Hoy tras varias semanas casi sin atreverse a salir de casa, moviéndose por su barrio en círculos concéntricos cada día más pequeños, va a conducir noventa kilómetros para recoger a Julienne en la estación central de Bruselas. No lo ha comentado con su hijo, ni le ha pedido permiso. Conocía la respuesta.

El autobús que trae a su amiga de Lieja llega a las once de la mañana. A las nueve Sabinne comienza a prepararse. Casi no recuerda la última vez que frente al armario dudó sobre que ropa elegir y se probó varias prendas, ensayando combinaciones. Hoy lo está haciendo. Ya ha descartado un pantalón rojo-demasiado atrevido- y un grueso jersey negro de cuello cisne-incómodo para conducir-. Finalmente se decide por un pantalón gris de loneta, una camisa blanca con botones dorados y una ligera chaqueta roja que espera de algo de alegría a su indumentaria. Hace frio, así que no olvida el anorak de plumas negro de hace tres temporadas, ni las mullidas botas que no se anima a cambiar, pese a las visibles cicatrices que ya muestran en el cuero cuarteado. Antes de cerrar con cuidado la puerta, recoge del perchero su gorro de lana rojo. El famoso gorro que tanto hace reir a su nieto. Payaso, dice señalándolo, cuando ella le sostiene entre sus brazos, bajo la mirada recriminatoria y un poco alarmada de su nuera.

Ha recorrido el camino a la ciudad tantas veces, que considera innecesario poner en marcha el navegador. Sin embargo, cuando está dejando atrás los suburbios y se encamina al centro de Bruselas, se asusta.
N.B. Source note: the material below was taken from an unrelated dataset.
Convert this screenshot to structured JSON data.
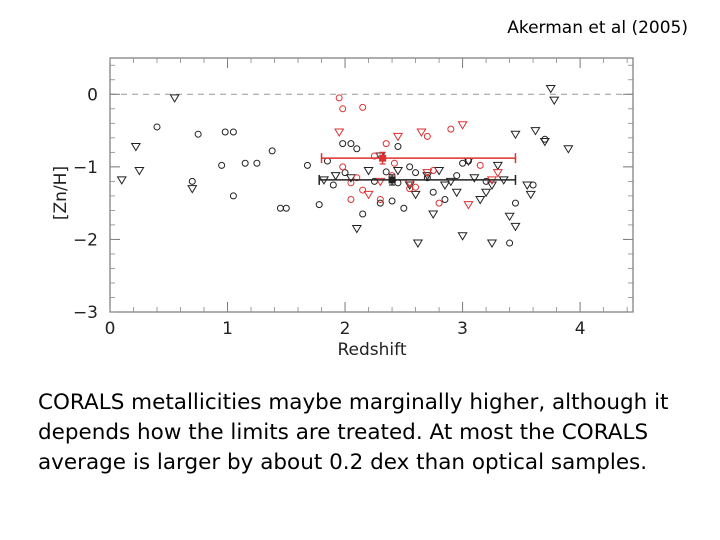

Empieza a no reconocer las salidas, confunde las indicaciones, interpreta mal las señales. Así que decide parar en una vía de servicio para programar el gps.

Mientras manipula el aparato, pulsando torpemente la pantalla táctil, que se niega a obedecer las órdenes de sus dedos, suena el teléfono móvil. Es su hijo. ¿Dónde estás mamá?

El enfado del hijo, los gritos, las amenazas, la han puesto nerviosa, casi histérica. No acierta con el artilugio. Pulsa, se equivoca, borra, insiste, vuelve a marcar. Desiste finalmente, sin comprobar la orden que ha quedado grabada, dispuesta a encontrar el centro de la ciudad, sin ayuda de esa tecnología que ha irrumpido en su vida tarde y con violencia.

Sabinne conduce mecánicamente, sin prestar atención a la carretera, desentendiéndose del tráfico. Los oxidados engranajes de su cerebro, lentos y chirriantes en ocasiones, se han parado en seco. Su mente se ha llenado de un vacío blanco y brillante por el que resbalan los carteles que apenas ve, primero en francés, luego en alemán. En sus oídos solo resuenan insistentes las airadas voces del hijo y una melosa voz femenina que le muestra el camino a seguir.

Con el paso de los kilómetros el agujero denso, lechoso comenzó a llenarse poco a poco. Recordó primero a su amiga Julienne y la imaginó desconcertada y vulnerable buscando su cara entre los que esperan en la dársena, después a su hijo, con el rostro todavía desencajado por el enfado reciente, y cuando levantó la vista y consiguió enfocar el cartel que se aproximaba, recitó en voz alta, como la maestra que nunca dejó de ser: Croacia, capital Zagreb.